Washington D.C., September 9, 2011 — Pondering the collapse of solar PV manufacturer Solyndra and the earlier business failures of Evergreen Solar and SpectraWatt, all recipients of Department of Energy loan guarantees, several points seem clear to me.

The first is that the Obama administration has made a mistake by investing economic recovery funds in highly speculative ventures such as solar photovoltaic firms. Congress is complicit in this, agreeing that some $35 billion of the 2009 stimulus funds could be directed to “green” technologies through DOE.

Thus the stimulus funds became tools of “industrial policy,” something conservatives, and some liberals, have rightly warned against in the past. Those warnings, unheeded by conservatives and liberals alike, correctly predicted that the government would not be very good at picking winners and losers. Anyone who has followed the history of the energy department and Congress when it comes to energy technologies knows that the warnings are well directed. The agency has a wretched record of investing in losers.
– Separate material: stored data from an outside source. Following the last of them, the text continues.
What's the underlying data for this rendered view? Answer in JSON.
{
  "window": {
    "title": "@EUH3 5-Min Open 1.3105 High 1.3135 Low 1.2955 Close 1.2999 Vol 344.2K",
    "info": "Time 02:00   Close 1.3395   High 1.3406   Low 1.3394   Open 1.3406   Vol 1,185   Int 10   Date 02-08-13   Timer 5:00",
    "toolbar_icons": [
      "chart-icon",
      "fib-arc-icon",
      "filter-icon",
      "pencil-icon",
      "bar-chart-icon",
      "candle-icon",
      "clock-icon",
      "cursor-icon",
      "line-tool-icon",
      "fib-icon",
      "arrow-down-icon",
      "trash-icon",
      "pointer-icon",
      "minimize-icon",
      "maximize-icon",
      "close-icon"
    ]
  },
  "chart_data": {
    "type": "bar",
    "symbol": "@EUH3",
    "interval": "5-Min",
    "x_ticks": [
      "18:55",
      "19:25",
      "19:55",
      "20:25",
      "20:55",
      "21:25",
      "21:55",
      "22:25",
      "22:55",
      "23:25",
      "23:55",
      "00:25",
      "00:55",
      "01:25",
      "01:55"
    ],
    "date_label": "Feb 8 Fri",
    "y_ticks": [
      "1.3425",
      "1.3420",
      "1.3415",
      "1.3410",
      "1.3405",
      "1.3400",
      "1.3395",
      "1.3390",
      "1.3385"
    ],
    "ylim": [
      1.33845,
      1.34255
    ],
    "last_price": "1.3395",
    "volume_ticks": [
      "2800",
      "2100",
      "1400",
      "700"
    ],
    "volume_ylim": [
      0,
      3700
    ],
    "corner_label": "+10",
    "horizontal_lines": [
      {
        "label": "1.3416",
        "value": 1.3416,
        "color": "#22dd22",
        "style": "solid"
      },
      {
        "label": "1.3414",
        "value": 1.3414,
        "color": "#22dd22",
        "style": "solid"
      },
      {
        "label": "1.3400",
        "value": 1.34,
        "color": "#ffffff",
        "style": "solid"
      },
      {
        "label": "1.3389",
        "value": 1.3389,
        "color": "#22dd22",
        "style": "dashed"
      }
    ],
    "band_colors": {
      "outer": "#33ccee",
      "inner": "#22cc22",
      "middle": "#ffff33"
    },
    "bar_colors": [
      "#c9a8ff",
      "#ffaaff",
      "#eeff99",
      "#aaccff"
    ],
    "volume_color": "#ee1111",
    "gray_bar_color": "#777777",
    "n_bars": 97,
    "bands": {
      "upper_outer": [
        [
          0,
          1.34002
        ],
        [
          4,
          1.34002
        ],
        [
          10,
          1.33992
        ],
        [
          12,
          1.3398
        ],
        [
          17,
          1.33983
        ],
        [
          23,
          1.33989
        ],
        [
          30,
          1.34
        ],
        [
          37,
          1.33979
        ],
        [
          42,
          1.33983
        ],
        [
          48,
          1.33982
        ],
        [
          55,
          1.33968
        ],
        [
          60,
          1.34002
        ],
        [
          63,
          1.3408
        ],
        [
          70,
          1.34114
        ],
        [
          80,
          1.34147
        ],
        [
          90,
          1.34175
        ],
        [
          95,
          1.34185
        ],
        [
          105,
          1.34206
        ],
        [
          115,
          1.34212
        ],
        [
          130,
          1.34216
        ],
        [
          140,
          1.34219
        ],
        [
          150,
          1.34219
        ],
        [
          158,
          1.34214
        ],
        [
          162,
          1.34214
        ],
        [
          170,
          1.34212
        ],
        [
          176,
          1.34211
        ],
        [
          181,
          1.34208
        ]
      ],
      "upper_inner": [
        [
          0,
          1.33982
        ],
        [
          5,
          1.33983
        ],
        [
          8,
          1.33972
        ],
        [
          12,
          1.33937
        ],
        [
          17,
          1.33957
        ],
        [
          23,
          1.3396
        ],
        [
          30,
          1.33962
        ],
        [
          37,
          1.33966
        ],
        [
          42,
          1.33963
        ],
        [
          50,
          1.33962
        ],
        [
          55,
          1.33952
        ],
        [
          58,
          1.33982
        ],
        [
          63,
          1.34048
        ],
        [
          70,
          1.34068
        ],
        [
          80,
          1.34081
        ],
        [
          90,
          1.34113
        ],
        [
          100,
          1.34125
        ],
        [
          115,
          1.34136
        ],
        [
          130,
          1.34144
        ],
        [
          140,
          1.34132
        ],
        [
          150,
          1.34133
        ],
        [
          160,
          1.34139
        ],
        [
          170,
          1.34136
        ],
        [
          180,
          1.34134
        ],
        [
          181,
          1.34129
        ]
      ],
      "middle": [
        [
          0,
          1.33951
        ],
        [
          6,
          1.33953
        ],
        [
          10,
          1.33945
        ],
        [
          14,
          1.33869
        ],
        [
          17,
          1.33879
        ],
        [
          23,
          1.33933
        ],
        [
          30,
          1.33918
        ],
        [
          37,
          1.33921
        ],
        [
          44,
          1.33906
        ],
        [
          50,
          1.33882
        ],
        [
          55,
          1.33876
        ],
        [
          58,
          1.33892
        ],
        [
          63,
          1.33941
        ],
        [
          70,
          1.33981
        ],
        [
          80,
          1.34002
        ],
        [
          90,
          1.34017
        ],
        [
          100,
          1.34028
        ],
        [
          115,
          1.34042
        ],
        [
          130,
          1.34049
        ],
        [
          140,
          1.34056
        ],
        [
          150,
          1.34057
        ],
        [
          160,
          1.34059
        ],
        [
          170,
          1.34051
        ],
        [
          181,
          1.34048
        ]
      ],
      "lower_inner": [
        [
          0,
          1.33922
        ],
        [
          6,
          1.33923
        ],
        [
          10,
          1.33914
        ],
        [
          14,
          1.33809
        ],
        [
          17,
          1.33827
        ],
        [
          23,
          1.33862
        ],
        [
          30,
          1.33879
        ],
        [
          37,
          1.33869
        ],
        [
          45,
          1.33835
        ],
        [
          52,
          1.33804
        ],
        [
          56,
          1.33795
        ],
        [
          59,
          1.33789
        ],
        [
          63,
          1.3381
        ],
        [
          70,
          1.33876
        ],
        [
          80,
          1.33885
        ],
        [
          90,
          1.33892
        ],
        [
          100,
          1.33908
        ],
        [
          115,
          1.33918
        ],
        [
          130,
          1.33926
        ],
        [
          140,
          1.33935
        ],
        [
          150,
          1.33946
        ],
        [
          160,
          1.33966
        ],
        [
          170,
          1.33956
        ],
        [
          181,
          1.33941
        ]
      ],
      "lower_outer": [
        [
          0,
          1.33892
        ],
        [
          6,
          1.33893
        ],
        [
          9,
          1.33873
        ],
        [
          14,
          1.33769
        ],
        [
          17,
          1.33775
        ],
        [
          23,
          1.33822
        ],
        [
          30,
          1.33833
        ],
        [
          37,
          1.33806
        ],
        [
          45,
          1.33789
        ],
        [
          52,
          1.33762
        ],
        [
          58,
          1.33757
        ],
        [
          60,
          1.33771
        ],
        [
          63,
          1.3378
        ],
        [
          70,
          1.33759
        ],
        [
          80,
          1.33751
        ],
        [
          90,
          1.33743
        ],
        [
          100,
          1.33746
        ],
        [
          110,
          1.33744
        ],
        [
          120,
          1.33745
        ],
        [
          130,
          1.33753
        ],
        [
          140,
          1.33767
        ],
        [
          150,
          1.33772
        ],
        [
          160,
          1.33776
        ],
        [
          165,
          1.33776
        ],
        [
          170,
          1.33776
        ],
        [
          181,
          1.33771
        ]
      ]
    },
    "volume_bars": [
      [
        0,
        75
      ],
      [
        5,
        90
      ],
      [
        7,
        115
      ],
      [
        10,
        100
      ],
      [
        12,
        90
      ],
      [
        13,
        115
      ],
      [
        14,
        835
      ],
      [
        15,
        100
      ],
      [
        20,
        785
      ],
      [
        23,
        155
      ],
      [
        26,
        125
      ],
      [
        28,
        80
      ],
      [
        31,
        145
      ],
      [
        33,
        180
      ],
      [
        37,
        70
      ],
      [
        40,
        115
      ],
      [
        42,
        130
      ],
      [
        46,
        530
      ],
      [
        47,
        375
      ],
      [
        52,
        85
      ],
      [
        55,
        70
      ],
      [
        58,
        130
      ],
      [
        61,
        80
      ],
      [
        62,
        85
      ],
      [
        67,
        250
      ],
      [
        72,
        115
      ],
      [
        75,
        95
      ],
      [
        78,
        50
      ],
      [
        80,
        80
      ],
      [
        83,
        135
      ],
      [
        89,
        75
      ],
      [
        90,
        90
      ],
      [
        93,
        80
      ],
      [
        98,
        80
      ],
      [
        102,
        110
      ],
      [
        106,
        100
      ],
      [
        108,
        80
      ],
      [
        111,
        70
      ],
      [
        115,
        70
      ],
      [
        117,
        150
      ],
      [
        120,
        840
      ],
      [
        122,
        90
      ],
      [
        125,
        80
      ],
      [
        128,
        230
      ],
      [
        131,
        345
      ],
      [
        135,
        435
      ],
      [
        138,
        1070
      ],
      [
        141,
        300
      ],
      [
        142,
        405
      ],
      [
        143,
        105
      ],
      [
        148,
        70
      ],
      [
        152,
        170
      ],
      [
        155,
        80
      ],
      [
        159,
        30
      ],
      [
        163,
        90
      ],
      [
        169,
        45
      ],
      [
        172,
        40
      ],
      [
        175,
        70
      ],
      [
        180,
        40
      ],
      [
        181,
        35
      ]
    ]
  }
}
In the cases of investments in solar, the administration was blinded by its visions of a green future. But “green” and “clean” aren’t terms that have any economic meaning. They are propaganda terms, designed to mislead, not to lead to correct action. In the case of Solyndra, the government wagered over $500 million — and that’s not government money, that’s your money and my money — on a bad bet from the beginning. I don’t have any problems with private investors making bad bets. It’s not my money. I do have problems when the government makes bad bets with my money.

David Brooks, a perceptive New York Times conservative columnist, wrote, “The gigantic public investments in green energy may be stimulating innovation and helping the environment. But they are not evidence that the government knows how to create private-sector jobs.”

Barry Cinnamon of Westinghouse Solar recently explained the nature of the risks the government was taking with Solyndra. “The first bad bet,” he wrote recently in Greentech Media, “was that refined silicon, the feedstock for the solar panel industry, would stay expensive.” Solyndra’s panels don’t use silicon. And silicon prices have fallen dramatically in recent years.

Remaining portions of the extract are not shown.